Os Jogos Olímpicos terão começado por volta do séc. VIII a.c., na Grécia. Ou seja, há sensivelmente 2800 anos. Foram sofrendo mudanças, a maior talvez seja os Jogos Olímpicos da era moderna. É assim a grande transformação. Ora, com tanta história, dir-se-ia que os jogos estavam aí para ficar, mas suspeito que estejam de partida. Depois da era moderna, dificilmente sobreviverão a esta era uma vez.
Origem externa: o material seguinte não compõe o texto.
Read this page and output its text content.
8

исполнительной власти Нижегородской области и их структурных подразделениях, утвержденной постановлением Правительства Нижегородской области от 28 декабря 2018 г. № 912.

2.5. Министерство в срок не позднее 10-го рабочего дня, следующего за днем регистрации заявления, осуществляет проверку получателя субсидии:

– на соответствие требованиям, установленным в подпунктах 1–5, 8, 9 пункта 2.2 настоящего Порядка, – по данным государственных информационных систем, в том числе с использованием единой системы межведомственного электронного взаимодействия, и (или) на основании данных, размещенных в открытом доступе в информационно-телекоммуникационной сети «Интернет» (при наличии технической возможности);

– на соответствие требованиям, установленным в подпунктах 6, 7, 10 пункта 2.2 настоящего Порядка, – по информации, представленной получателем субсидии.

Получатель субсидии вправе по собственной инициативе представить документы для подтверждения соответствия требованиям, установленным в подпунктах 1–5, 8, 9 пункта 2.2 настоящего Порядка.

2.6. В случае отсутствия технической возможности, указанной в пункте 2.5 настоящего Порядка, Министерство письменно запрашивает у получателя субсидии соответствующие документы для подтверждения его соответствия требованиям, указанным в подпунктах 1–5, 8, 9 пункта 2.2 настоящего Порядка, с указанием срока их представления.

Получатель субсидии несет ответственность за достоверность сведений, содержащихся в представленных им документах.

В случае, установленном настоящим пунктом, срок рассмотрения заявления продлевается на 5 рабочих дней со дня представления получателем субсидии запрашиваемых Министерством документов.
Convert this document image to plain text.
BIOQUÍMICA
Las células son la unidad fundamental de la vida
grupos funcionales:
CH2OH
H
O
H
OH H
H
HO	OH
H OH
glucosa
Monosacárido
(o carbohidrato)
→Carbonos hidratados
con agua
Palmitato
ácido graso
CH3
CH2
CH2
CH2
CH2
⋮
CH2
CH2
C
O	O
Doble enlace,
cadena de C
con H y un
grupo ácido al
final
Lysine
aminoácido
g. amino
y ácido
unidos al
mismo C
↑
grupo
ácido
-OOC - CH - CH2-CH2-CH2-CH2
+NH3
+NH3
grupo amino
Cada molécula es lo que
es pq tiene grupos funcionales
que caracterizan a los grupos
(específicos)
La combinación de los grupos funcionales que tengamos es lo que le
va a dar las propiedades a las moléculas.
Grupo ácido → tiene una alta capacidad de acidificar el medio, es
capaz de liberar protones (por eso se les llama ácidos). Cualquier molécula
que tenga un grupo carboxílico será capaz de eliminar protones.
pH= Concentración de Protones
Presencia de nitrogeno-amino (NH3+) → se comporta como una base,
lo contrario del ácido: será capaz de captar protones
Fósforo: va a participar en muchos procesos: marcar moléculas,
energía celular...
A Humanidade descobriu, 2800 anos depois, que a alta competição pode provocar stress, ansiedade e depressão nos atletas. De facto, nunca os vi terminar uma maratona com minis na mala de um carro, como vejo nos runners. Quem conquista medalhas festeja, torna-se herói e dá a volta com a coroa de louros, os outros, derrotados após tanto treino e tanto esforço, em princípio estarão na merda. Faz parte. Até ontem, pelo menos, porque agora parece que é uma crueldade.
Tudo começou com o desabafo da ginasta Simone Biles, por cá tivemos o pedido de desculpas da Auriol Dongmo. Tremendas atletas. Esta última pediu desculpa por não ter conseguido um resultado melhor, razão para alguns questionarem a “pressão” que se coloca em cima dos atletas. Pressão? Claro que há pressão, é uma competição. Se calhar devíamos ter pedido aos nossos atletas para trazerem medalhas ou, em alternativa, uma lembrança do Japão. Vamos todos receber o grande Simplício ao aeroporto, que não chegou às medalhas porque teve saudades dos gatos, mas alcançou uma colecção de origami e duas garrafas de saké no duty free, à vinda.
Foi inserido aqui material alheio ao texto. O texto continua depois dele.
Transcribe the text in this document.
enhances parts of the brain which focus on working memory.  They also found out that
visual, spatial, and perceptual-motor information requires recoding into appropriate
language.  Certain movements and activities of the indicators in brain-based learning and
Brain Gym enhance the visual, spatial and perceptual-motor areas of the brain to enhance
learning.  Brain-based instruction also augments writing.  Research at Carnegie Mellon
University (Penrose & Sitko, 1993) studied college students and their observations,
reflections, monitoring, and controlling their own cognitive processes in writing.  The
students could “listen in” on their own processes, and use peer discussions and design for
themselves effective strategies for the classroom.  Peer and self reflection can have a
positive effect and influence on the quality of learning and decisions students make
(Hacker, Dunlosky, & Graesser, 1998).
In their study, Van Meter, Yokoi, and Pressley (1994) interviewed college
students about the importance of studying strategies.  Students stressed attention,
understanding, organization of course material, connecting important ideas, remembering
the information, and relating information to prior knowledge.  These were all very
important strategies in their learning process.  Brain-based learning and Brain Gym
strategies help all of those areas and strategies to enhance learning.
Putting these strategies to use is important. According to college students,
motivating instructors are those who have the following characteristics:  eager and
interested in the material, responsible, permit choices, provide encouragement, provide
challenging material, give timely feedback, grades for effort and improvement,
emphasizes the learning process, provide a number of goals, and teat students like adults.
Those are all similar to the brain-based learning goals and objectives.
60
A pressão existe sempre que se procura o sucesso e a glória, seja em que actividade for, não é apenas nos Jogos Olímpicos. E o chef de cozinha que quer três estrelas Michelin? A artista que quer entrar nas novelas? Os políticos que não vencem eleições? A empresa que não consegue vender os seus produtos? O autor que não convence nenhum jornal a publicar as suas crónicas? O jogador que não encanta os adeptos? A juíza que não consegue estar segura da sua decisão? O advogado que não recebe nenhum caso à sua altura? A pastelaria que continua com menos fila que a da frente?
Só não sente pressão ou ansiedade com resultados quem não se põe à prova, esses admiráveis génios que optam por uma vida frugal, sem pretenderem ser necessariamente alguém. E mesmo estes, agora que penso nisso, levam com os olhares desiludidos da sociedade que impõe o sucesso, sob pena de exclusão. Por isso tantos fogem para o campo. Porque a natureza não exige nada. Mesmo quando o gado nos olha fixamente, não nos está a julgar, avalia apenas as nossas intenções, porque o último parecido connosco meteu-lhe pelas partes um braço, até ao ombro.
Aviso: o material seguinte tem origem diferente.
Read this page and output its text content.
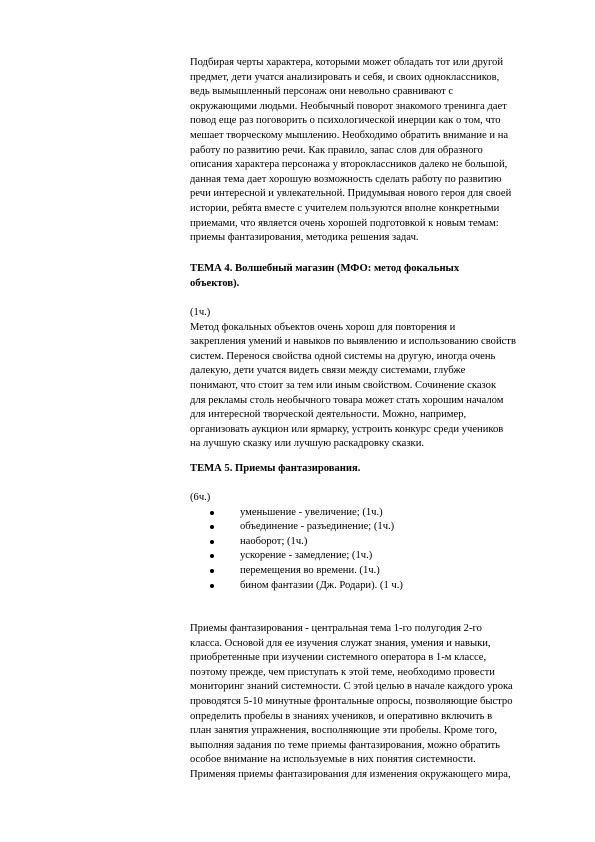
Подбирая черты характера, которыми может обладать тот или другой
предмет, дети учатся анализировать и себя, и своих одноклассников,
ведь вымышленный персонаж они невольно сравнивают с
окружающими людьми. Необычный поворот знакомого тренинга дает
повод еще раз поговорить о психологической инерции как о том, что
мешает творческому мышлению. Необходимо обратить внимание и на
работу по развитию речи. Как правило, запас слов для образного
описания характера персонажа у второклассников далеко не большой,
данная тема дает хорошую возможность сделать работу по развитию
речи интересной и увлекательной. Придумывая нового героя для своей
истории, ребята вместе с учителем пользуются вполне конкретными
приемами, что является очень хорошей подготовкой к новым темам:
приемы фантазирования, методика решения задач.
ТЕМА 4. Волшебный магазин (МФО: метод фокальных
объектов).
(1ч.)
Метод фокальных объектов очень хорош для повторения и
закрепления умений и навыков по выявлению и использованию свойств
систем. Перенося свойства одной системы на другую, иногда очень
далекую, дети учатся видеть связи между системами, глубже
понимают, что стоит за тем или иным свойством. Сочинение сказок
для рекламы столь необычного товара может стать хорошим началом
для интересной творческой деятельности. Можно, например,
организовать аукцион или ярмарку, устроить конкурс среди учеников
на лучшую сказку или лучшую раскадровку сказки.
ТЕМА 5. Приемы фантазирования.
(6ч.)
уменьшение - увеличение; (1ч.)
объединение - разъединение; (1ч.)
наоборот; (1ч.)
ускорение - замедление; (1ч.)
перемещения во времени. (1ч.)
бином фантазии (Дж. Родари). (1 ч.)
Приемы фантазирования - центральная тема 1-го полугодия 2-го
класса. Основой для ее изучения служат знания, умения и навыки,
приобретенные при изучении системного оператора в 1-м классе,
поэтому прежде, чем приступать к этой теме, необходимо провести
мониторинг знаний системности. С этой целью в начале каждого урока
проводятся 5-10 минутные фронтальные опросы, позволяющие быстро
определить пробелы в знаниях учеников, и оперативно включить в
план занятия упражнения, восполняющие эти пробелы. Кроме того,
выполняя задания по теме приемы фантазирования, можно обратить
особое внимание на используемые в них понятия системности.
Применяя приемы фантазирования для изменения окружающего мира,
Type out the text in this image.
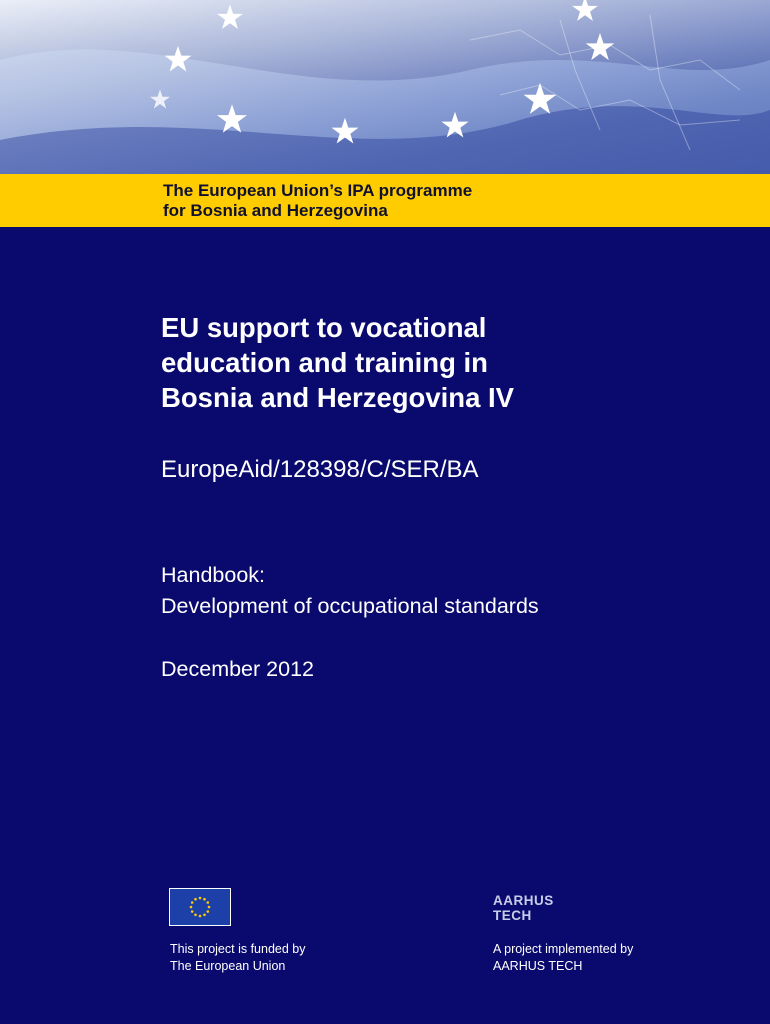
The European Union’s IPA programme
for Bosnia and Herzegovina
EU support to vocational
education and training in
Bosnia and Herzegovina IV
EuropeAid/128398/C/SER/BA
Handbook:
Development of occupational standards
December 2012
This project is funded by
The European Union
AARHUS
TECH
A project implemented by
AARHUS TECH
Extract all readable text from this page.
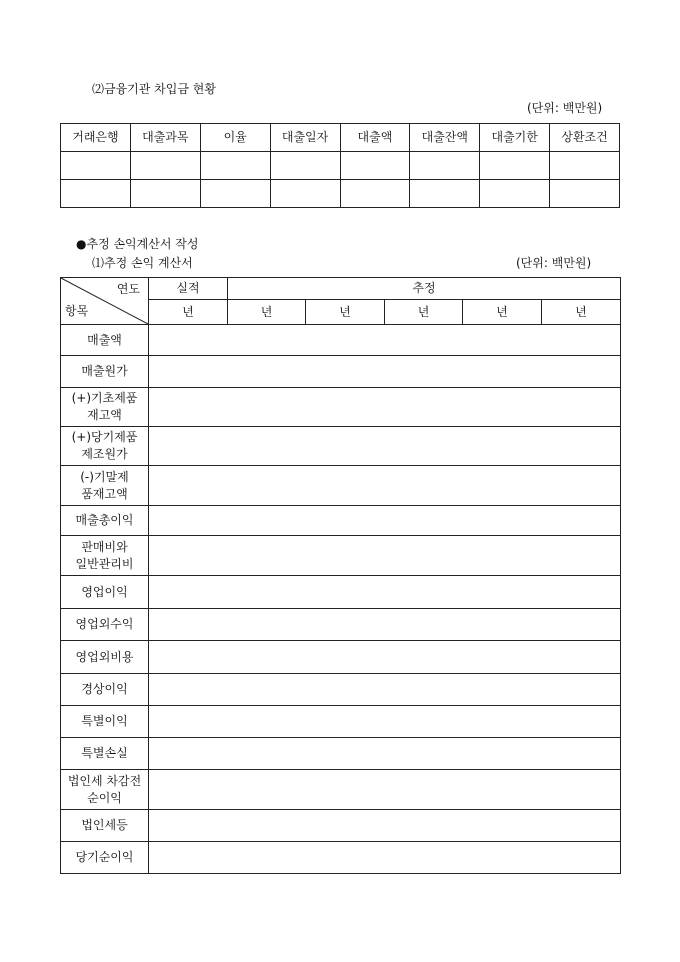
⑵금융기관 차입금 현황
(단위: 백만원)
거래은행	대출과목	이율	대출일자	대출액	대출잔액	대출기한	상환조건

●추정 손익계산서 작성
⑴추정 손익 계산서	(단위: 백만원)
연도
항목	실적	추정				
	년	년	년	년	년	년

매출액						

매출원가						

(+)기초제품
재고액						

(+)당기제품
제조원가						

(-)기말제
품재고액						

매출총이익						

판매비와
일반관리비						

영업이익						

영업외수익						

영업외비용						

경상이익						

특별이익						

특별손실						

법인세 차감전
순이익						

법인세등						

당기순이익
Sucede que apareceu uma espécie de movimento em defesa dos atletas, constituído por activistas contra a pressão que sobre eles é exercida. Retirem portanto a componente de competição. Ou inverta-se a competição. Saltou mais que os outros todos, podendo causar-lhes uma alteração de humor? Vai para último. Não saltou para não ofender ninguém? Ouro.
E assim, talvez me ocorra uma salvação para os Jogos Olímpicos, mas é preciso transformá-los em Jogos Holísticos. Para além da componente desportiva, entra muito mais em competição. O atleta sentiu-se pressionado? Alguém lhe pediu uma medalha? É perseguido por um ditador? Quis competir de gabardine e não o deixaram? Como foi a infância do atleta? Contas feitas, nos Jogos Holísticos, o bronze pode ser o novo ouro.